People always adopt perspectives by default – whether they are aware of it or not – and the concepts of one's existence are defined by the circumstances surrounding that individual. Truth is made by and for individuals and peoples. This view differs from many types of relativism which consider the truth of a particular proposition as something that altogether cannot be evaluated with respect to an absolute truth, without taking into consideration culture and context.
This view is outlined in an aphorism from Nietzsche's posthumously-assembled collection The Will to Power:
In so far as the word "knowledge" has any meaning, the world is knowable; but it is interpretable [emphasis in original] otherwise, it has no meaning behind it, but countless meanings.—"Perspectivism." It is our needs that interpret the world; our drives and their For and Against. [emphasis added] Every drive is a kind of lust to rule; each one has its perspective that it would like to compel all the other drives to accept as a norm.
The importance of perspective appears in Nietzsche's published works as early as The Gay Science, where he describes the effects of seeing things from different viewpoints.

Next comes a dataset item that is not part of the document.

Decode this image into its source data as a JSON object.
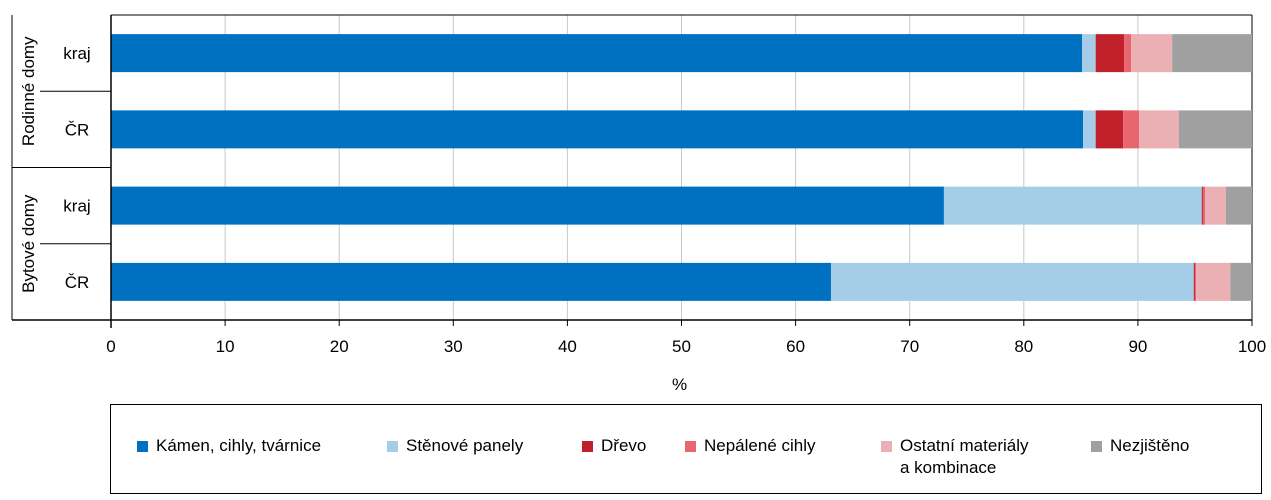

From a distance.— This mountain makes the landscape it dominates charming and significant in every way. Having said this to ourselves a hundred times, we become so unreasonable and grateful that we suppose that whatever bestows so much charm must also be the most charming thing around — and we climb the mountain and are disappointed. Suddenly the mountain itself and the whole landscape around us, below us, have lost their magic. We have forgotten that some greatness, like some goodness, wants to be beheld only from a distance and by all means only from below, not from above; otherwise it makes no impression.— Friedrich Nietzsche; trans. Walter Kaufmann, The Gay Science, §15
Richard Schacht, in his interpretation of Nietzsche's thought, argues that this can be expanded into a revised form of objectivity in relation to subjectivity as an aggregate of singular viewpoints. These aggregated perspectives illuminate, for example, a particular idea in seemingly self-contradictory ways. Upon further consideration they reveal a difference of contextuality and a rule by which such an idea (that is fundamentally perspectival) can be validated. Therefore, it can be said each perspective is subsumed into and, taking account of its individuated context, adds to the overall objective measure of a proposition under examination.
In the 20th century, perspectivism was discussed separately by José Ortega y Gasset and Karl Jaspers.